All too soon the waves were crashing around me, and the freezing water stung my face. We didn’t reach the hotel in time, although I later learned that even the hotel had washed away, along with nearly every other building on the shore. I tried desperately to keep my head over the wild water of the sea, but the storm was too strong. “Atika! Atika, where are you?!” I screamed. Somehow, we got separated. I don’t remember letting go of her hand and her slipping away from me. “Help!” I cried, trying to yell over the roar of the waves, “help!” The last bits of my energy drained away as the ocean tumbled me around like a lifeless log. There seemed to be no hope that I would survive.
I saw a blurry outline of the island a couple of miles away, and it seemed like I was perhaps getting closer!
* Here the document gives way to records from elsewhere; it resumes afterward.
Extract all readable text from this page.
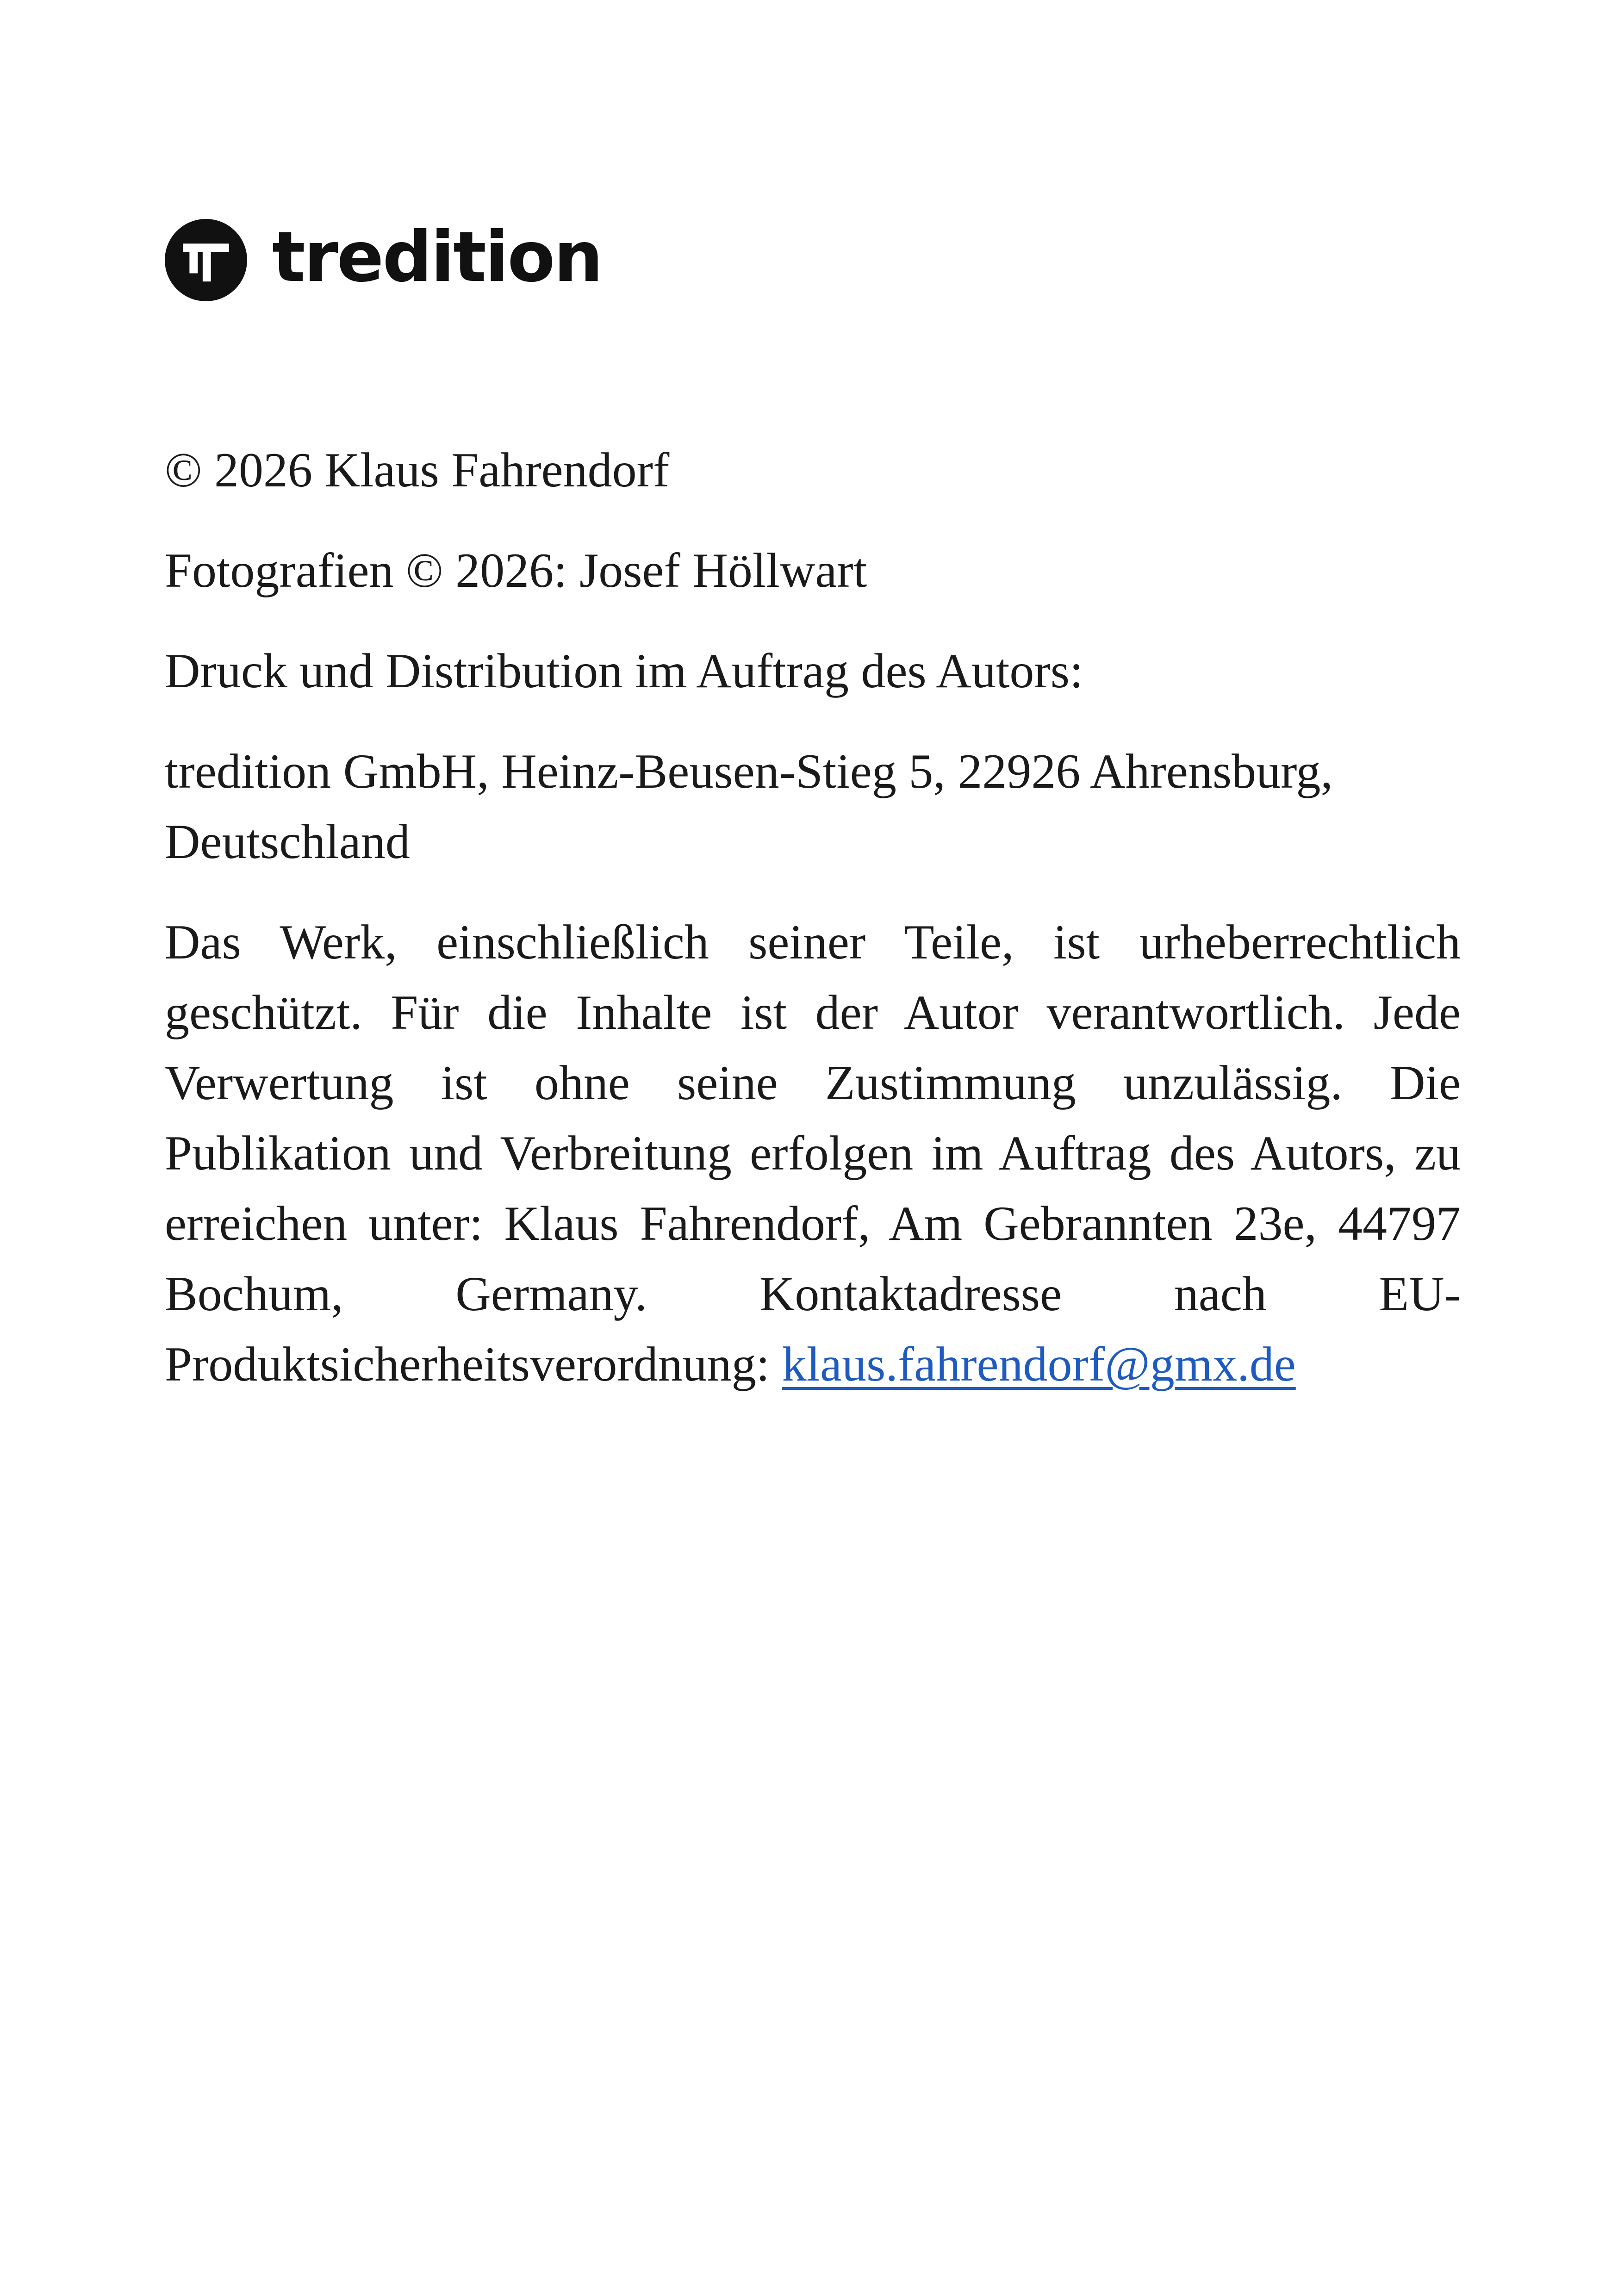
tredition

© 2026 Klaus Fahrendorf

Fotografien © 2026: Josef Höllwart

Druck und Distribution im Auftrag des Autors:

tredition GmbH, Heinz-Beusen-Stieg 5, 22926 Ahrensburg, Deutschland

Das Werk, einschließlich seiner Teile, ist urheberrechtlich geschützt. Für die Inhalte ist der Autor verantwortlich. Jede Verwertung ist ohne seine Zustimmung unzulässig. Die Publikation und Verbreitung erfolgen im Auftrag des Autors, zu erreichen unter: Klaus Fahrendorf, Am Gebrannten 23e, 44797 Bochum, Germany. Kontaktadresse nach EU-Produktsicherheitsverordnung: klaus.fahrendorf@gmx.de
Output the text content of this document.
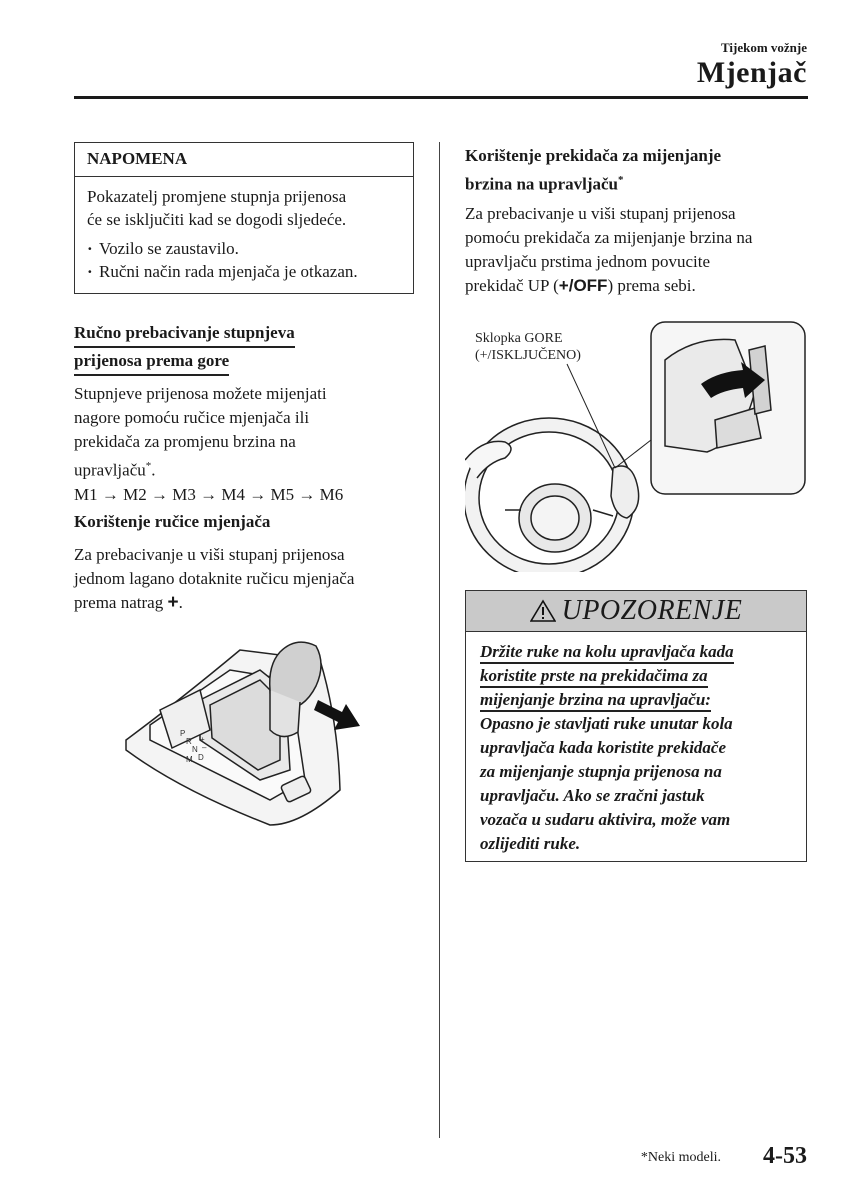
Tijekom vožnje
Mjenjač
NAPOMENA
Pokazatelj promjene stupnja prijenosa
će se isključiti kad se dogodi sljedeće.
· Vozilo se zaustavilo.
· Ručni način rada mjenjača je otkazan.
Ručno prebacivanje stupnjeva
prijenosa prema gore
Stupnjeve prijenosa možete mijenjati
nagore pomoću ručice mjenjača ili
prekidača za promjenu brzina na
upravljaču*.
M1 → M2 → M3 → M4 → M5 → M6
Korištenje ručice mjenjača
Za prebacivanje u viši stupanj prijenosa
jednom lagano dotaknite ručicu mjenjača
prema natrag +.
P
R
N
D
M
+
–
Korištenje prekidača za mijenjanje
brzina na upravljaču*
Za prebacivanje u viši stupanj prijenosa
pomoću prekidača za mijenjanje brzina na
upravljaču prstima jednom povucite
prekidač UP (+/OFF) prema sebi.
Sklopka GORE
(+/ISKLJUČENO)
UPOZORENJE
Držite ruke na kolu upravljača kada
koristite prste na prekidačima za
mijenjanje brzina na upravljaču:
Opasno je stavljati ruke unutar kola
upravljača kada koristite prekidače
za mijenjanje stupnja prijenosa na
upravljaču. Ako se zračni jastuk
vozača u sudaru aktivira, može vam
ozlijediti ruke.
*Neki modeli. 4-53
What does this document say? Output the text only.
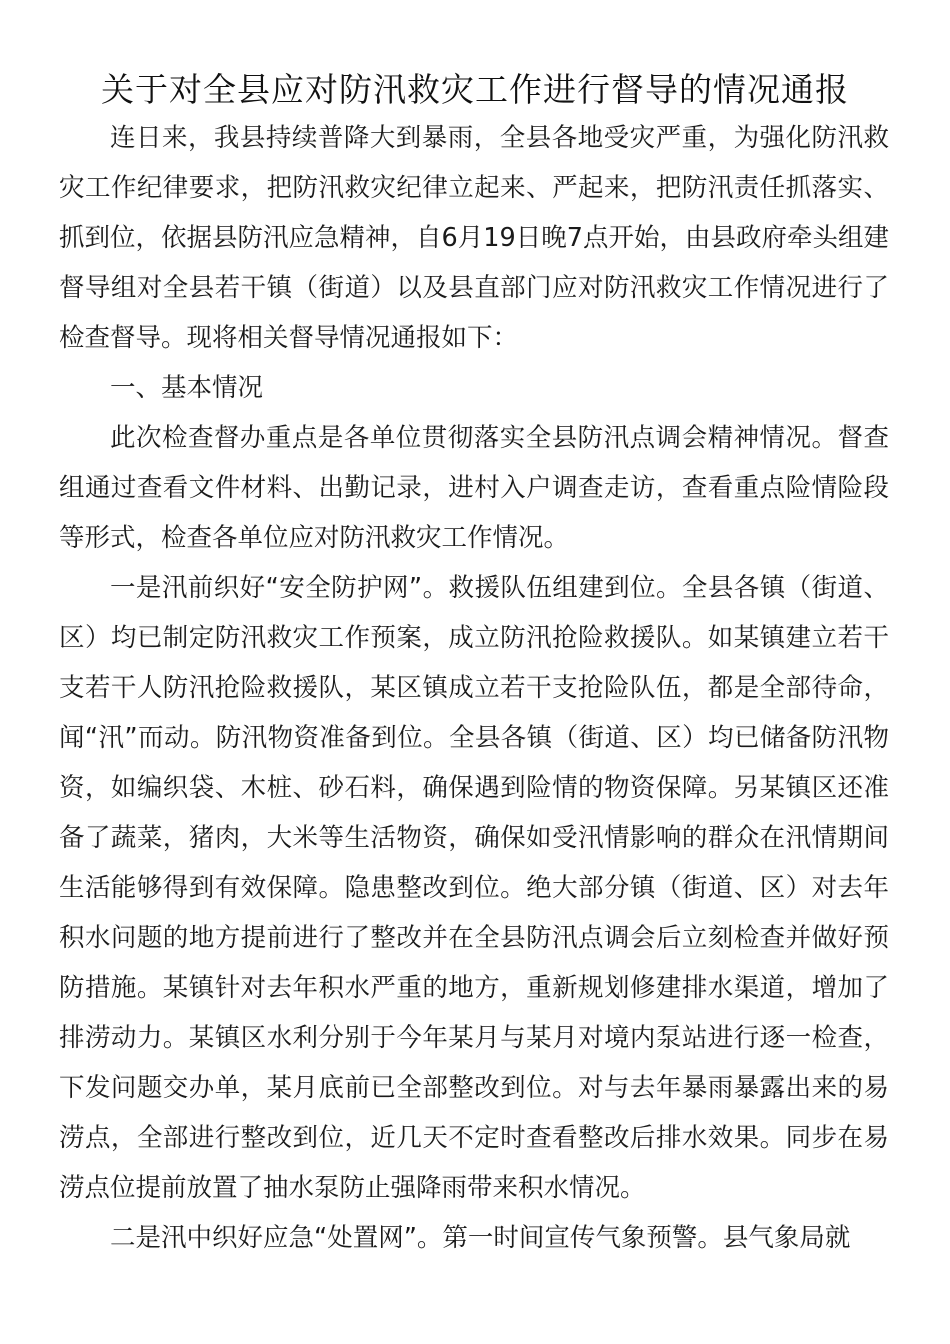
关于对全县应对防汛救灾工作进行督导的情况通报

连日来，我县持续普降大到暴雨，全县各地受灾严重，为强化防汛救灾工作纪律要求，把防汛救灾纪律立起来、严起来，把防汛责任抓落实、抓到位，依据县防汛应急精神，自6月19日晚7点开始，由县政府牵头组建督导组对全县若干镇（街道）以及县直部门应对防汛救灾工作情况进行了检查督导。现将相关督导情况通报如下：

一、基本情况

此次检查督办重点是各单位贯彻落实全县防汛点调会精神情况。督查组通过查看文件材料、出勤记录，进村入户调查走访，查看重点险情险段等形式，检查各单位应对防汛救灾工作情况。

一是汛前织好“安全防护网”。救援队伍组建到位。全县各镇（街道、区）均已制定防汛救灾工作预案，成立防汛抢险救援队。如某镇建立若干支若干人防汛抢险救援队，某区镇成立若干支抢险队伍，都是全部待命，闻“汛”而动。防汛物资准备到位。全县各镇（街道、区）均已储备防汛物资，如编织袋、木桩、砂石料，确保遇到险情的物资保障。另某镇区还准备了蔬菜，猪肉，大米等生活物资，确保如受汛情影响的群众在汛情期间生活能够得到有效保障。隐患整改到位。绝大部分镇（街道、区）对去年积水问题的地方提前进行了整改并在全县防汛点调会后立刻检查并做好预防措施。某镇针对去年积水严重的地方，重新规划修建排水渠道，增加了排涝动力。某镇区水利分别于今年某月与某月对境内泵站进行逐一检查，下发问题交办单，某月底前已全部整改到位。对与去年暴雨暴露出来的易涝点，全部进行整改到位，近几天不定时查看整改后排水效果。同步在易涝点位提前放置了抽水泵防止强降雨带来积水情况。

二是汛中织好应急“处置网”。第一时间宣传气象预警。县气象局就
My hope was rising again. I might make it! But, just as I thought that I had a chance to survive, another huge wave crashed over me and plunged me deep into the water. After that, I couldn’t remember anymore.
I woke up to find myself in a bed and I could feel something warm flowing from my arm. It was blood. Someone quickly came and wrapped my arm in a bandage. I weakly grabbed her arm and asked, “Where’s Atika?” “Don’t worry,” she said, “you’ll have time to look for your family later. It’s a miracle that you survived!”
After a few days, I found out I was in another nearby city. Relief workers helped me to find my family back in Banda Aceh. My family was safe but Atika was missing. My family spent weeks going from hospital to hospital, talking to many relief volunteers in hope of finding her. After a month of searching and searching with no success, we had to accept the fact that Atika was gone.
It is now many years since the tsunami hit the island, and I am 17years old. I am a doctor-in-training in Banda Aceh. I couldn’t help my sister when she was lost to the tsunami, so I will at least try to help other people who are hurt. Even though Atika is gone, the memory and good times I had with my sweet, dear younger sister will never leave me.